You can create as many conda environments as you need. Environments are independent (changing one environment won't affect another). They can be used for different analyses, or perhaps if you need more than one version of the same tool. You can run conda info --envs
to list all of your conda environments.
Installing Packages
To search for available versions of a package that can be installed, use conda search
:
(test_env) mfk8@compute-a-01-01:~$ conda search nameofpackage
With your conda environment activate, you can install a package with conda install
. Conda will handle dependencies by default. Make sure that you do not install conda packages when on a login node. Only install packages when you have requested dedicated resources beforehand (i.e. you are on a compute node and in a interactive job).
(test_env) mfk8@compute-a-01-01:~$ conda install nameofpackage
Conda and Python versions
Note that conda includes its own version of Python:
(test_env) mfk8@compute-a-01-01:~$ which python /n/app/conda2/bin/python
The default version of Python that's available through the conda module is Python 2.7.12:
(test_env) mfk8@compute-a-01-01:~$ python --version Python 2.7.12 :: Continuum Analytics, Inc.
If you want to use conda and Python 3, you can create a conda environment and install Python 3 to it. For example to create an environment using Python 3.6.5:
mfk8@compute-a-01-01:~$ conda create -n python_3.6.5 python=3.6.5 mfk8@compute-a-01-01:~$ source activate python_3.6.5 (python_3.6.5) mfk8@compute-a-01-01:~$ which python ~/.conda/envs/python_3.6.5/bin/python (python_test3) mfk8@compute-a-01-01:~$ python --version Python 3.6.5
A full example
mfk8@login01:~$ srun --pty -p interactive -t 0-2 bash mfk8@compute-a-01-01:~$ module load conda2/4.2.13 mfk8@compute-a-01-01:~$ module list Currently Loaded Modules: 1) conda2/4.2.13 (E) Where: E: Experimental mfk8@compute-a-01-01:~$ conda create -n my_env # truncated mfk8@compute-a-01-01:~$ source activate my_env # install example python package, scipy, which is available through conda: (my_env) mfk8@compute-a-01-01:~$ conda install scipy # truncated # see list of packages available in this conda environment: (my_env) mfk8@compute-a-01-01:~$ conda list # truncated # will report scipy in the list # test importing scipy in python to verify it is installed correctly (my_env) mfk8@compute-a-01-01:~$ python -c "import scipy" (my_env) mfk8@compute-a-01-01:~$ # exit environment (my_env) mfk8@compute-a-01-01:~$ source deactivate mfk8@compute-a-01-01:~$
Supported channels
The centralized conda installation, available through the conda2/4.2.13
module, includes several channels that we support. Channels are repositories where conda looks for packages. This is done with a centralized .condarc file that contains:
- conda-forge
- defaults
- r
- bioconda
The order here matters, as conda will pull packages from channels based upon the channel "priority". For example, the channel listed first in .condarc has the highest priority, and the channel listed last has the lowest priority. This means that if the package you want to install is found in multiple channels in your .condarc, conda will default to installing the version found in the highest priority channel. See here in the conda documentation for more information on channel management.

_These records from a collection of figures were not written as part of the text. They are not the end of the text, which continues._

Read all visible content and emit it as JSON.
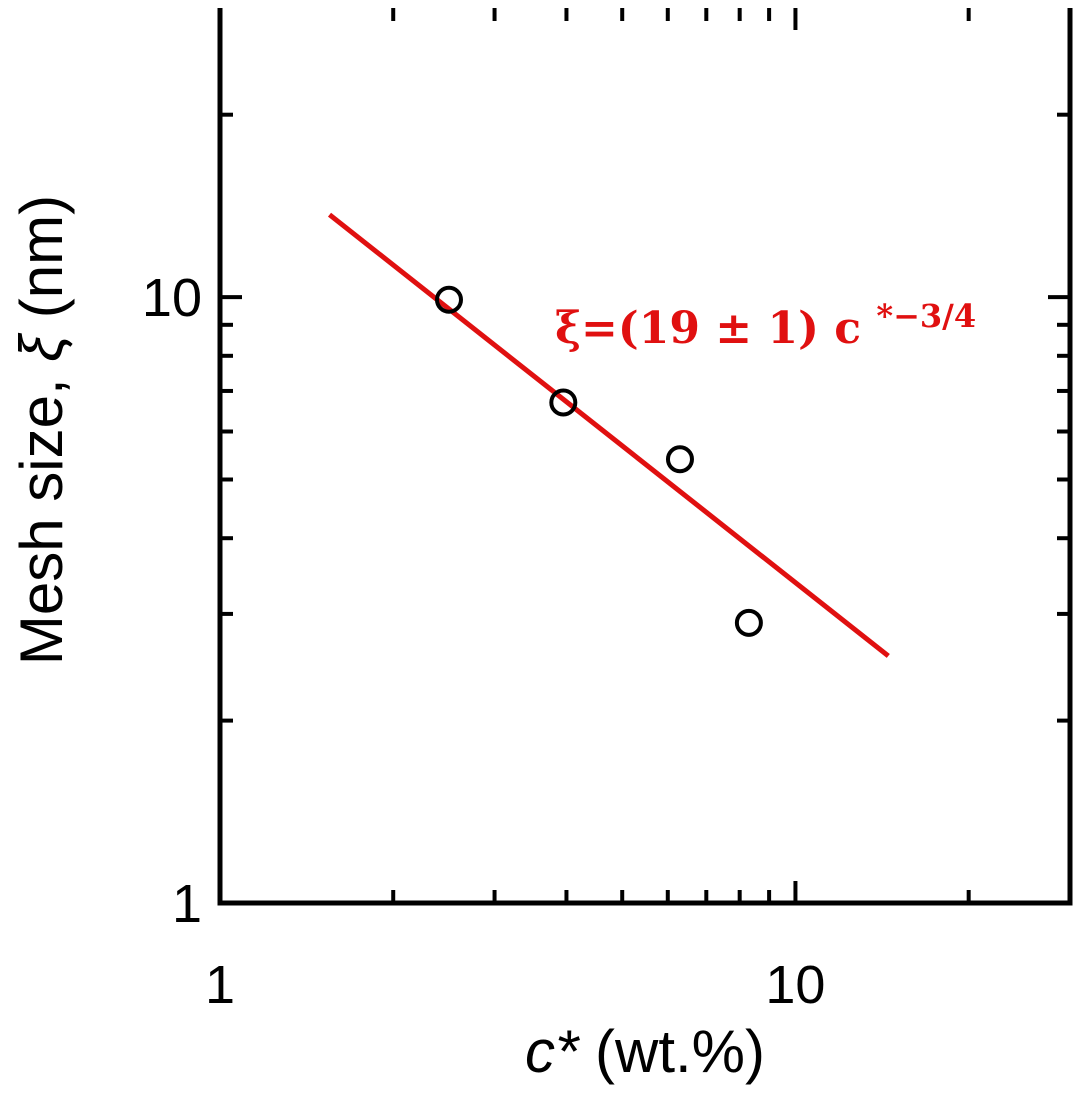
{
  "chart_data": {
    "type": "scatter",
    "xscale": "log",
    "yscale": "log",
    "xlim": [
      1,
      30
    ],
    "ylim": [
      1,
      30
    ],
    "xlabel_prefix": "c*",
    "xlabel_suffix": " (wt.%)",
    "ylabel_prefix": "Mesh size, ",
    "ylabel_symbol": "ξ",
    "ylabel_suffix": " (nm)",
    "x_tick_labels": [
      {
        "value": 1,
        "label": "1"
      },
      {
        "value": 10,
        "label": "10"
      }
    ],
    "y_tick_labels": [
      {
        "value": 1,
        "label": "1"
      },
      {
        "value": 10,
        "label": "10"
      }
    ],
    "series": [
      {
        "kind": "points",
        "x": [
          2.5,
          3.95,
          6.3,
          8.3
        ],
        "y": [
          9.9,
          6.7,
          5.4,
          2.9
        ]
      },
      {
        "kind": "fit",
        "coefficient": 19,
        "exponent": -0.75,
        "x_range": [
          1.55,
          14.5
        ],
        "color": "#e01010"
      }
    ],
    "annotation": {
      "text_main": "ξ=(19 ± 1) c",
      "text_sup": "*−3/4",
      "color": "#e01010"
    },
    "grid": false
  }
}
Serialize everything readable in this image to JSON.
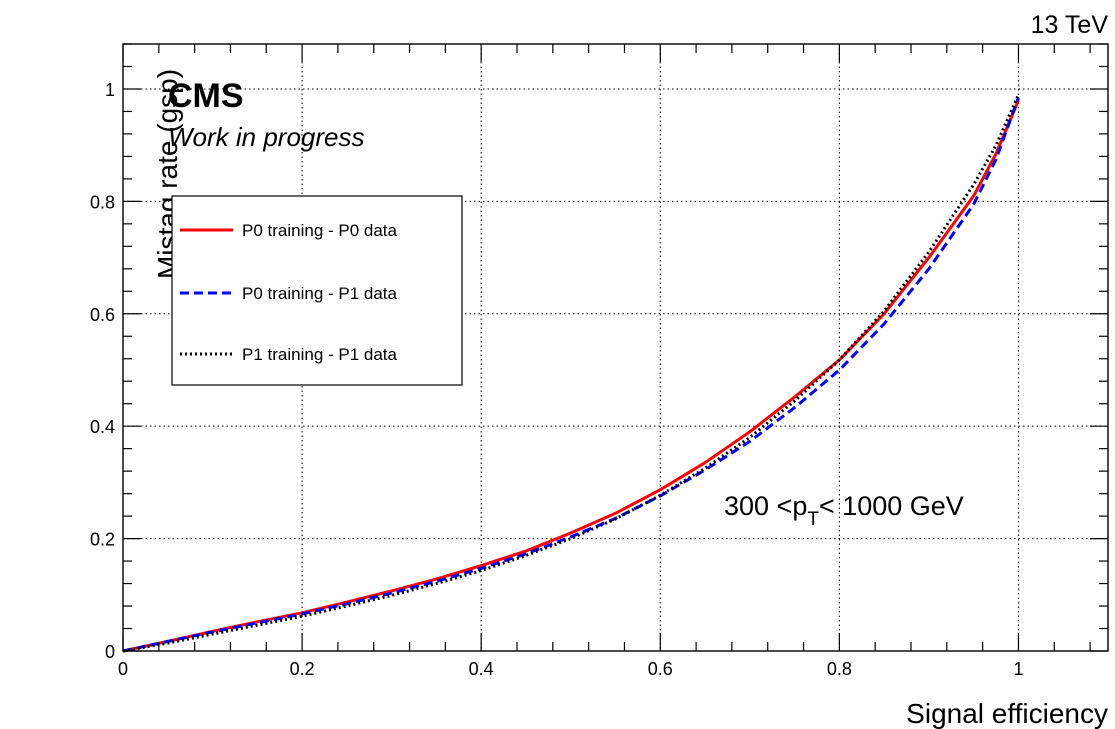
{
  "chart_data": {
    "type": "line",
    "energy_label": "13 TeV",
    "experiment_label": "CMS",
    "status_label": "Work in progress",
    "region_label": {
      "prefix": "300 <p",
      "subscript": "T",
      "suffix": "< 1000 GeV"
    },
    "xlabel": "Signal efficiency",
    "ylabel": "Mistag rate (gsp)",
    "xlim": [
      0,
      1.1
    ],
    "ylim": [
      0,
      1.08
    ],
    "xticks": [
      "0",
      "0.2",
      "0.4",
      "0.6",
      "0.8",
      "1"
    ],
    "yticks": [
      "0",
      "0.2",
      "0.4",
      "0.6",
      "0.8",
      "1"
    ],
    "grid": true,
    "legend_position": "upper-left",
    "series": [
      {
        "name": "P0 training - P0 data",
        "color": "#ff0000",
        "dash": "solid",
        "x": [
          0,
          0.05,
          0.1,
          0.15,
          0.2,
          0.25,
          0.3,
          0.35,
          0.4,
          0.45,
          0.5,
          0.55,
          0.6,
          0.65,
          0.7,
          0.75,
          0.8,
          0.85,
          0.9,
          0.95,
          0.975,
          1.0
        ],
        "y": [
          0,
          0.017,
          0.035,
          0.052,
          0.068,
          0.087,
          0.107,
          0.128,
          0.152,
          0.178,
          0.21,
          0.245,
          0.287,
          0.335,
          0.39,
          0.452,
          0.518,
          0.6,
          0.7,
          0.81,
          0.885,
          0.98
        ]
      },
      {
        "name": "P0 training - P1 data",
        "color": "#0000ff",
        "dash": "dashed",
        "x": [
          0,
          0.05,
          0.1,
          0.15,
          0.2,
          0.25,
          0.3,
          0.35,
          0.4,
          0.45,
          0.5,
          0.55,
          0.6,
          0.65,
          0.7,
          0.75,
          0.8,
          0.85,
          0.9,
          0.95,
          0.975,
          1.0
        ],
        "y": [
          0,
          0.017,
          0.034,
          0.05,
          0.066,
          0.084,
          0.103,
          0.124,
          0.147,
          0.173,
          0.203,
          0.236,
          0.276,
          0.322,
          0.373,
          0.433,
          0.5,
          0.582,
          0.68,
          0.795,
          0.875,
          0.985
        ]
      },
      {
        "name": "P1 training - P1 data",
        "color": "#000000",
        "dash": "dotted",
        "x": [
          0,
          0.05,
          0.1,
          0.15,
          0.2,
          0.25,
          0.3,
          0.35,
          0.4,
          0.45,
          0.5,
          0.55,
          0.6,
          0.65,
          0.7,
          0.75,
          0.8,
          0.85,
          0.9,
          0.95,
          0.975,
          1.0
        ],
        "y": [
          0,
          0.014,
          0.03,
          0.046,
          0.062,
          0.08,
          0.099,
          0.12,
          0.143,
          0.17,
          0.2,
          0.235,
          0.277,
          0.325,
          0.38,
          0.445,
          0.518,
          0.605,
          0.71,
          0.83,
          0.9,
          0.99
        ]
      }
    ]
  }
}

Conda-forge is a repository of recipes, which are used to build conda packages. The defaults channel is necessary for several dependencies, including conda and conda-build. The r channel contains common R packages, some of which are dependencies for bioconda packages. Bioconda is a channel geared for bioinformatics packages.
If you wish, you can still maintain your own ~/.condarc
file, but we may be unable to assist when using unsupported channels.